RA patients simply have much more of these antibodies, although they may also be found in others. In healthy individuals, the antibodies disappear after a while but not with RA patients. Thus simply having these antibodies does not mean that you will get RA.
What is the most important thing you would say to someone with RA?
It is relatively common for researchers to discuss risk factors and behaviors, and that means it’s easy for people to think “This is my fault. I have put myself in this situation. " It is important for people to understand that this way of thinking is a huge simplification! Our bodies and systems are more complicated than that. Many factors interact.

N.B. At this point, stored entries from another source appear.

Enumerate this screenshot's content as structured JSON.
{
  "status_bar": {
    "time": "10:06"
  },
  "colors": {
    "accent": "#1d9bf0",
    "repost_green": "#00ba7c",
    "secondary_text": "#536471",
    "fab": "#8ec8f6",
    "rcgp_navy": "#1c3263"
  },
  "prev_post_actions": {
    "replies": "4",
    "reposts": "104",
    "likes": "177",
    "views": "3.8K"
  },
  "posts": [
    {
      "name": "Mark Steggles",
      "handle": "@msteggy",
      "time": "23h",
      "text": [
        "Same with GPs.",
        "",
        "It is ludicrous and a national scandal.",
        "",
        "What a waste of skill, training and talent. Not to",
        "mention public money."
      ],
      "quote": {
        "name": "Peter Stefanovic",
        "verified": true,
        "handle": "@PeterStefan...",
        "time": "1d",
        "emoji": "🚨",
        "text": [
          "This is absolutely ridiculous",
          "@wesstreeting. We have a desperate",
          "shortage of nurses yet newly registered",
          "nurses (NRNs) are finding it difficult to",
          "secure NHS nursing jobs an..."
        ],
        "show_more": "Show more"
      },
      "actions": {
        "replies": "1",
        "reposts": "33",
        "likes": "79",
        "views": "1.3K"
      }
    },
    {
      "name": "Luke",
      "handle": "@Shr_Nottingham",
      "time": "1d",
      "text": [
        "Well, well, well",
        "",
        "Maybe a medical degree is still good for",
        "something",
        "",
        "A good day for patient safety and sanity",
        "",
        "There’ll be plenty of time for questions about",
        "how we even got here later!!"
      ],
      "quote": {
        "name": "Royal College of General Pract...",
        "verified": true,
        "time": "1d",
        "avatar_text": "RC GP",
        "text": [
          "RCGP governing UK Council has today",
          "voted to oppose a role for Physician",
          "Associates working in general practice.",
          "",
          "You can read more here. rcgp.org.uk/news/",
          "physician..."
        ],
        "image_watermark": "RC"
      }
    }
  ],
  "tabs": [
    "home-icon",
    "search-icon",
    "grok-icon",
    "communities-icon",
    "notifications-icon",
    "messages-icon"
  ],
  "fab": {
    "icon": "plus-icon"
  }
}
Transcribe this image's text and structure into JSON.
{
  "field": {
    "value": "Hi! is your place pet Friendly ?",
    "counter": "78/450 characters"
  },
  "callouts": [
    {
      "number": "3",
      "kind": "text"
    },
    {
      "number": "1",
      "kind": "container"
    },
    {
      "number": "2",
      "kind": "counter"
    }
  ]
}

Anyone with RA can do things that will help them feel better, such as staying physically active and quitting smoking. But it is important to understand that a lot of it is just about bad luck. It is a combination of genetic risk, environmental factors and then what we call the missing link - that is, luck.
How do you think Elsa can contribute in the future?
If we are to become even better at understanding RA, we must come at the problem from different angles and different perspectives. From a patient perspective, we can become more involved in their illness and more involved and involved in the treatment and change of their living habits. It gives patients a new perspective to be able to see their own data on how the disease and treatment have changed over time. How have I felt? How have I taken my medicine? How did I feel last year at this time? It can be about being able to more easily recognize when a flare-up is underway and simply getting better at managing their own disease. In addition, data from patients can help tailor treatment. By gathering a lot of data we could be able to group people and see which treatment actually suits each person best.